Sur les conclusions à fin d'injonction et d'astreinte :

5. Aux termes de l'article L. 911-1 du code de justice administrative : " Lorsque sa décision implique nécessairement qu'une personne morale de droit public ou un organisme de droit privé chargé de la gestion d'un service public prenne une mesure d'exécution dans un sens déterminé, la juridiction, saisie de conclusions en ce sens, prescrit, par la même décision, cette mesure assortie, le cas échéant, d'un délai d'exécution. / La juridiction peut également prescrire d'office cette mesure. ". Aux termes de l'article L. 911-3 de ce code : " La juridiction peut assortir, dans la même décision, l'injonction prescrite en application des articles L. 911-1 et L. 911-2 d'une astreinte qu'elle prononce dans les conditions prévues au présent livre et dont elle fixe la date d'effet. L'article L. 572-7 du code de l'entrée et du séjour des étrangers et du droit d'asile prévoit que " Si la décision de transfert est annulée, () [l]'autorité administrative statue à nouveau sur le cas de l'intéressé. ". Il appartient au juge, saisi de conclusions sur le fondement des dispositions précitées, de statuer sur ces conclusions, en tenant compte, le cas échéant après une mesure d'instruction, de la situation de droit et de fait existant à la date de sa décision.

6. Dès lors qu'il ressort des pièces que M. A bénéficie d'une attestation de demande d'asile en " procédure normale ", il n'y a pas lieu d'enjoindre à l'autorité administrative d'enregistrer la demande d'asile de l'intéressé selon cette procédure. De même, il n'y a pas lieu, pour les mêmes raisons d'enjoindre le réexamen de la situation de M. A. Il n'y a donc également pas lieu d'octroyer une astreinte pour des injonctions qui n'existent pas.
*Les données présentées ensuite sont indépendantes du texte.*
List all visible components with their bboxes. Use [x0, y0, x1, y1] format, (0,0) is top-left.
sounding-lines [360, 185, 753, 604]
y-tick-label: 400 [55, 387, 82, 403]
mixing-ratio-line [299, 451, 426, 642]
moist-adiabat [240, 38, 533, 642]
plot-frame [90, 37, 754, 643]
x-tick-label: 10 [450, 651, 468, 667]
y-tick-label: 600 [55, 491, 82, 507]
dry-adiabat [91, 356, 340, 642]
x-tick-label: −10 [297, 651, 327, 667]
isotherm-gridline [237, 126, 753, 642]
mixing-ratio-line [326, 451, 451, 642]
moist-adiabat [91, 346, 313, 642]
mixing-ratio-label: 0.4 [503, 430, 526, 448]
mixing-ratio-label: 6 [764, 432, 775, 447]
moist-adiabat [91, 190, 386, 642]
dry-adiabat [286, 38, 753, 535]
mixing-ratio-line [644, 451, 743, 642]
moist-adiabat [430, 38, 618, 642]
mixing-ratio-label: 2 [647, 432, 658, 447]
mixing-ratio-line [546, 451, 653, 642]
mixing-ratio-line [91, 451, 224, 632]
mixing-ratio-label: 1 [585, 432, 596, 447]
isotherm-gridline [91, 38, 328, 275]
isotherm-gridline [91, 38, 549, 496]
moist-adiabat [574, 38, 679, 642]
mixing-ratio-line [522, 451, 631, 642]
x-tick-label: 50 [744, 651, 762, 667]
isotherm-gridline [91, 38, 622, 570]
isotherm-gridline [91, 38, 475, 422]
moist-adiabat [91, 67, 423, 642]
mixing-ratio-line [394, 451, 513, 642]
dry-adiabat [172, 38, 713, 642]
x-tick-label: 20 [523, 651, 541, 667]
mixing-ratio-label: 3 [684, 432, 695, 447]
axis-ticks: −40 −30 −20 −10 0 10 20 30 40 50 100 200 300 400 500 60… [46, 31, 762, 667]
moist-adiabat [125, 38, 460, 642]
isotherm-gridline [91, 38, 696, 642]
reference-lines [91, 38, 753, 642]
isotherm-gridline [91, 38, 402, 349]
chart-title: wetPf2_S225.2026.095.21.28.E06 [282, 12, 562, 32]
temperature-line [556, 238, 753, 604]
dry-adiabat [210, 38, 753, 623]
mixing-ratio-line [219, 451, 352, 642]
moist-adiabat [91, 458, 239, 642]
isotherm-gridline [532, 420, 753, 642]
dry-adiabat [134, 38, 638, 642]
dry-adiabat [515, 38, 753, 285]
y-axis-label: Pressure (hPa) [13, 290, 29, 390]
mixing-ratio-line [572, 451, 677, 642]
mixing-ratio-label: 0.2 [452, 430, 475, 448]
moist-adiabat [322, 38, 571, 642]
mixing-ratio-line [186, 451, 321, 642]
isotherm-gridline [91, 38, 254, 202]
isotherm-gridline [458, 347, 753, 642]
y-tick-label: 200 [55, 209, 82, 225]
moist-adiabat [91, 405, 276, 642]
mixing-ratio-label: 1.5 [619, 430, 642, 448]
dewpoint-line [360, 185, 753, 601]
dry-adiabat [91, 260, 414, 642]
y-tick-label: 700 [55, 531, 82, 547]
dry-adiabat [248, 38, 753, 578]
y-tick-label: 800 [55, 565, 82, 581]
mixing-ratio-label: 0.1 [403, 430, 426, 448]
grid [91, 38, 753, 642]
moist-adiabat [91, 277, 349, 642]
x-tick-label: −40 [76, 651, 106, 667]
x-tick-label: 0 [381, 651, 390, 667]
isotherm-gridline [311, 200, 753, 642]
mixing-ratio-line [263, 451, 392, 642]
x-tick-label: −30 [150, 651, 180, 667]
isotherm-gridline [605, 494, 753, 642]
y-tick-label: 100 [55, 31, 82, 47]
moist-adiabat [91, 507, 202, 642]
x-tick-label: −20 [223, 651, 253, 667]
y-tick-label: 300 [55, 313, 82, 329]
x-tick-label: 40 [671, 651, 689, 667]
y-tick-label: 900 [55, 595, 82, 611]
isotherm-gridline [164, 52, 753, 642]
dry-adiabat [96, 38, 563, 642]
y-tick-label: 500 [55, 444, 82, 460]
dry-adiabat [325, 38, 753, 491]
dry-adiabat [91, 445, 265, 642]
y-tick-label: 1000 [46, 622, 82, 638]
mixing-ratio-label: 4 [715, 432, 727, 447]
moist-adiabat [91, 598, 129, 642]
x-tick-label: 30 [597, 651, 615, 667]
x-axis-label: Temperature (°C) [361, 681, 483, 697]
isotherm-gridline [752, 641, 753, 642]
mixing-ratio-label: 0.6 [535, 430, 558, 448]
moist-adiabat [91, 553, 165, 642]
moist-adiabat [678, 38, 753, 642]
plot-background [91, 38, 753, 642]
Sur les frais liés au litige :

7. M. A a obtenu, à titre provisoire, le bénéfice de l'aide juridictionnelle. Par suite, son avocat peut se prévaloir des dispositions de l'article L. 761-1 du code de justice administrative et du deuxième alinéa de l'article 37 de la loi du 10 juillet 1991. Il y a lieu, dans les circonstances de l'espèce, et sous réserve que M. A soit admis définitivement à l'aide juridictionnelle et Me Sarhane, avocat de ce dernier, renonce à percevoir la somme correspondant à la part contributive de l'État, de mettre à la charge de l'État le versement de 1 500 euros à Me Sarhane. Dans l'hypothèse où M. A ne serait pas admis à l'aide juridictionnelle, cette somme lui sera versée directement.

D E C I D E :

Article 1er : M. B A est admis, à titre provisoire, au bénéfice de l'aide juridictionnelle.

Article 2 : L'arrêté du 19 décembre 2023 par lequel la préfète du Val-de-Marne a prononcé le transfert de M. B A aux autorités autrichiennes est annulé.

Article 3 : L'État (préfète du Val-de-Marne) versera à Me Sarhane, conseil de M. B A, une somme de 1 500 euros en application des dispositions de l'article L. 761-1 du code de justice administrative et du deuxième alinéa de l'article 37 de la loi du 10 juillet 1991, sous réserve de l'admission définitive de M. B A à l'aide juridictionnelle et sous réserve que Me Sarhane renonce à percevoir la somme correspondant à la part contributive de l'État. Dans l'hypothèse où M. B A ne serait pas admis à l'aide juridictionnelle, cette somme lui sera versée directement.

Article 4 : Le surplus des conclusions de la requête de M. B A est rejeté.

Article 5 : Le présent jugement sera notifié à M. B A et à la préfète du Val-de-Marne.

Rendu public par mise à disposition au greffe le 10 juillet 2024.

Le magistrat désigné,

Signé : G. Girard-Ratrenaharimanga

La greffière,

Signé : S. Aït Moussa

La République mande et ordonne à la préfète du Val-de-Marne en ce qui la concerne ou à tous commissaires de justice à ce requis en ce qui concerne les voies de droit commun contre les parties privées de pourvoir à l'exécution du présent jugement.